Qual è la vostra idea sull’editoria per bambini e ragazzi?
Ferma restando l’importanza dei libri cartacei, nei quali crediamo profondamente, siamo convinte che i ragazzi d’oggigiorno, essendo nativi digitali, abbiano bisogno di migliorare l’esperienza editoriale avvicinandola maggiormente al loro mondo interattivo.

Qual è il libro che ha segnato la vostra infanzia/adolescenza?
Ornella: Il giornalino di Gian Burrasca: da piccola, mi faceva molto ridere, un po’ perché ero monella e mi identificavo in Gian Burrasca, ma forse perché il suo diario divenne un po’ la protesta e la rivolta contro il mondo conformista e soffocante dei “grandi”. Quando ero piccola mi sentivo soffocare dal conformismo che mi circondava e mi impediva di esprimere le mie idee e per questo avevo anch’io iniziato a scrivere un mio diario prendendo spunto da Gian Burrasca.
Silvia: Viaggio al centro della Terra: un libro letto e riletto più volte da piccola, e che continuo a leggere oggi ai miei figli.
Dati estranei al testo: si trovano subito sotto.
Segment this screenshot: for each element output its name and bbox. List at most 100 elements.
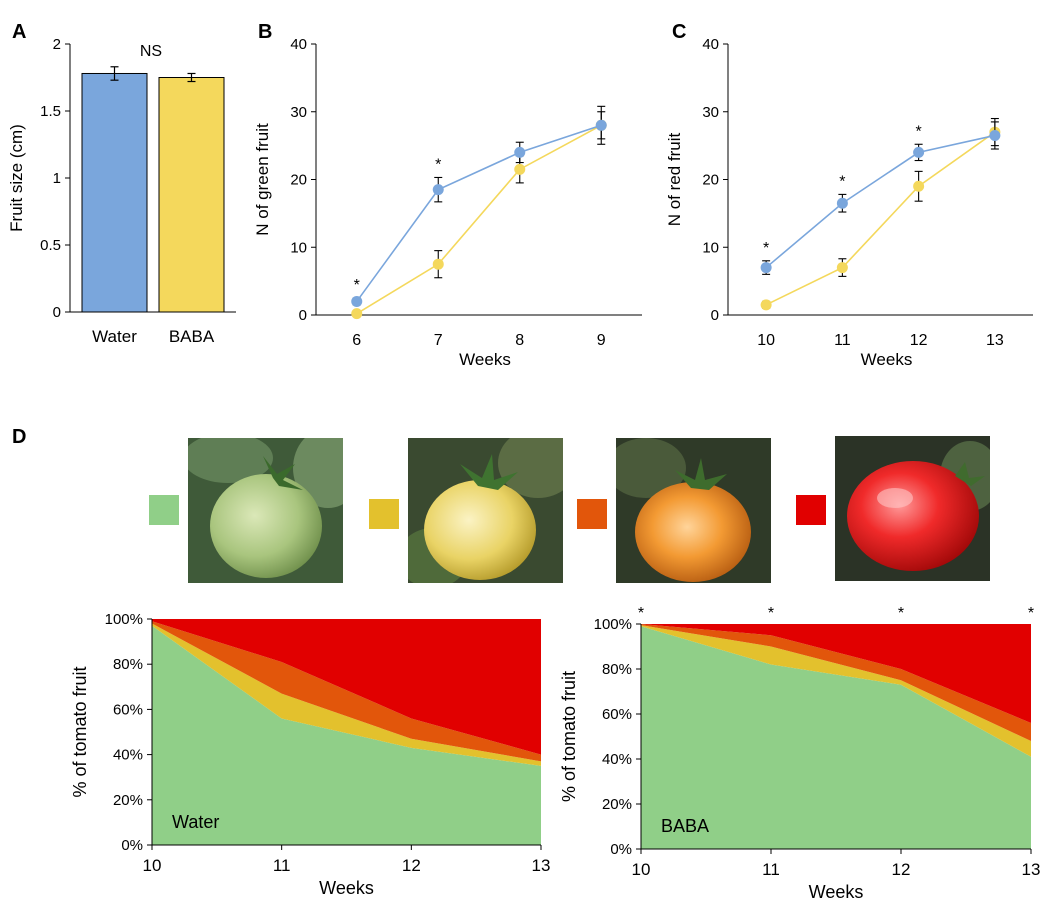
y-axis-label: Fruit size (cm) — [7, 124, 26, 232]
data-point-baba — [836, 262, 848, 274]
y-axis-label: % of tomato fruit — [559, 671, 579, 802]
y-tick-label: 40% — [602, 751, 632, 768]
y-tick-label: 60% — [602, 706, 632, 723]
y-tick-label: 1.5 — [40, 103, 61, 120]
data-point-water — [760, 262, 772, 274]
x-axis-label: Weeks — [861, 350, 913, 369]
inset-label: Water — [172, 812, 219, 832]
y-axis-label: % of tomato fruit — [70, 666, 90, 797]
data-point-baba — [432, 258, 444, 270]
series-line-baba — [356, 124, 602, 315]
significance-marker: * — [916, 123, 922, 140]
area-red — [641, 624, 1031, 723]
significance-marker: * — [354, 277, 360, 294]
ns-annotation: NS — [140, 43, 162, 60]
area-orange — [152, 621, 541, 762]
data-point-water — [836, 197, 848, 209]
panel-label-b: B — [258, 21, 272, 43]
legend-swatch-orange — [577, 499, 607, 529]
significance-marker: * — [768, 605, 774, 622]
y-tick-label: 40 — [290, 36, 307, 53]
red-fruit-line-chart: 0 10 20 30 40 N of red fruit 10 11 12 13 Weeks * * * — [665, 36, 1033, 369]
category-label: Water — [92, 327, 137, 346]
y-tick-label: 100% — [105, 611, 143, 628]
y-tick-label: 60% — [113, 701, 143, 718]
x-axis-label: Weeks — [459, 350, 511, 369]
green-tomato-photo — [188, 438, 343, 583]
legend-swatch-yellow — [369, 499, 399, 529]
data-point-baba — [760, 299, 772, 311]
x-axis-label: Weeks — [809, 882, 864, 899]
series-line-water — [356, 124, 602, 302]
x-tick-label: 10 — [143, 856, 162, 875]
y-tick-label: 0% — [121, 837, 143, 854]
significance-marker: * — [839, 173, 845, 190]
y-tick-label: 10 — [702, 239, 719, 256]
x-tick-label: 10 — [632, 860, 651, 879]
y-tick-label: 20% — [113, 792, 143, 809]
significance-marker: * — [763, 240, 769, 257]
area-red — [152, 619, 541, 755]
x-tick-label: 11 — [762, 860, 780, 879]
significance-marker: * — [898, 605, 904, 622]
data-point-water — [989, 129, 1001, 141]
y-tick-label: 30 — [702, 104, 719, 121]
x-tick-label: 13 — [532, 856, 551, 875]
panel-label-a: A — [12, 21, 26, 43]
legend-swatch-green — [149, 495, 179, 525]
data-point-baba — [514, 163, 526, 175]
x-tick-label: 11 — [834, 332, 851, 349]
y-tick-label: 0% — [610, 841, 632, 858]
x-tick-label: 11 — [273, 856, 291, 875]
x-tick-label: 13 — [986, 332, 1004, 349]
y-axis-label: N of green fruit — [253, 123, 272, 236]
y-tick-label: 30 — [290, 104, 307, 121]
y-tick-label: 0.5 — [40, 237, 61, 254]
significance-marker: * — [638, 605, 644, 622]
red-tomato-photo — [835, 436, 990, 581]
series-line-water — [765, 134, 996, 269]
orange-tomato-photo — [616, 438, 771, 583]
y-tick-label: 0 — [53, 304, 61, 321]
y-tick-label: 20 — [702, 172, 719, 189]
data-point-water — [432, 184, 444, 196]
data-point-baba — [351, 308, 363, 320]
panel-label-d: D — [12, 426, 26, 448]
significance-marker: * — [435, 156, 441, 173]
x-axis-label: Weeks — [319, 878, 374, 898]
y-tick-label: 0 — [299, 307, 307, 324]
y-tick-label: 80% — [113, 656, 143, 673]
x-tick-label: 12 — [892, 860, 911, 879]
x-tick-label: 12 — [910, 332, 928, 349]
baba-ripening-area-chart: 0% 20% 40% 60% 80% 100% 10 11 12 13 Weeks % of toma… — [559, 605, 1040, 899]
green-fruit-line-chart: 0 10 20 30 40 N of green fruit 6 7 8 9 Weeks * * — [253, 36, 642, 369]
y-tick-label: 40% — [113, 747, 143, 764]
bar-water — [81, 72, 148, 313]
panel-label-c: C — [672, 21, 686, 43]
data-point-water — [514, 146, 526, 158]
yellow-tomato-photo — [408, 438, 563, 583]
y-tick-label: 1 — [53, 170, 61, 187]
series-line-baba — [765, 131, 996, 306]
y-tick-label: 100% — [594, 616, 632, 633]
y-axis-label: N of red fruit — [665, 132, 684, 226]
y-tick-label: 10 — [290, 239, 307, 256]
y-tick-label: 0 — [711, 307, 719, 324]
x-tick-label: 10 — [757, 332, 775, 349]
x-tick-label: 6 — [352, 332, 361, 349]
x-tick-label: 8 — [515, 332, 524, 349]
data-point-water — [913, 146, 925, 158]
inset-label: BABA — [661, 816, 709, 836]
x-tick-label: 13 — [1022, 860, 1041, 879]
y-tick-label: 40 — [702, 36, 719, 53]
y-tick-label: 80% — [602, 661, 632, 678]
data-point-water — [351, 295, 363, 307]
legend-swatch-red — [796, 495, 826, 525]
category-label: BABA — [169, 327, 215, 346]
data-point-water — [595, 119, 607, 131]
y-tick-label: 2 — [53, 36, 61, 53]
bar-baba — [158, 77, 225, 313]
y-tick-label: 20 — [290, 172, 307, 189]
area-green — [152, 625, 541, 845]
Un’avventura assolutamente fantastica dove tutto è possibile, anche ritrovarsi al centro della terra! Inoltre, in adolescenza il mio spirito si è rivelato un po’ inquieto, ho amato i libri come Il giovane Holden e Uomini e topi, ma credo che Orgoglio e pregiudizio mi abbia particolarmente appassionata, probabilmente per la forza della sua protagonista. È stato anche il periodo in cui ho iniziato a scoprire l’amore e tutto ciò a esso collegato come delusioni, sofferenze ma anche tanta felicità e la forza che può derivarne.

Se poteste vivere la vita di un personaggio letterario, quale scegliereste?
Assolutamente Elizabeth Bennet di Orgoglio e pregiudizio. Lizzy mi è piaciuta sin da subito. Non le manca proprio niente, la bellezza, l’ironia, un carattere forte e l’intelligenza. Elizabeth si è dovuta fare strada in un periodo in cui le donne, per emergere, dovevano sposarsi e dovevano mostrarsi superficiali e remissive. Lei non si è mai piegata a questi tristi compromessi, rispettando con orgoglio la sua forte identità. Lizzy appariva spigliata, ironica ma allo stesso tempo molto sensibile e premurosa.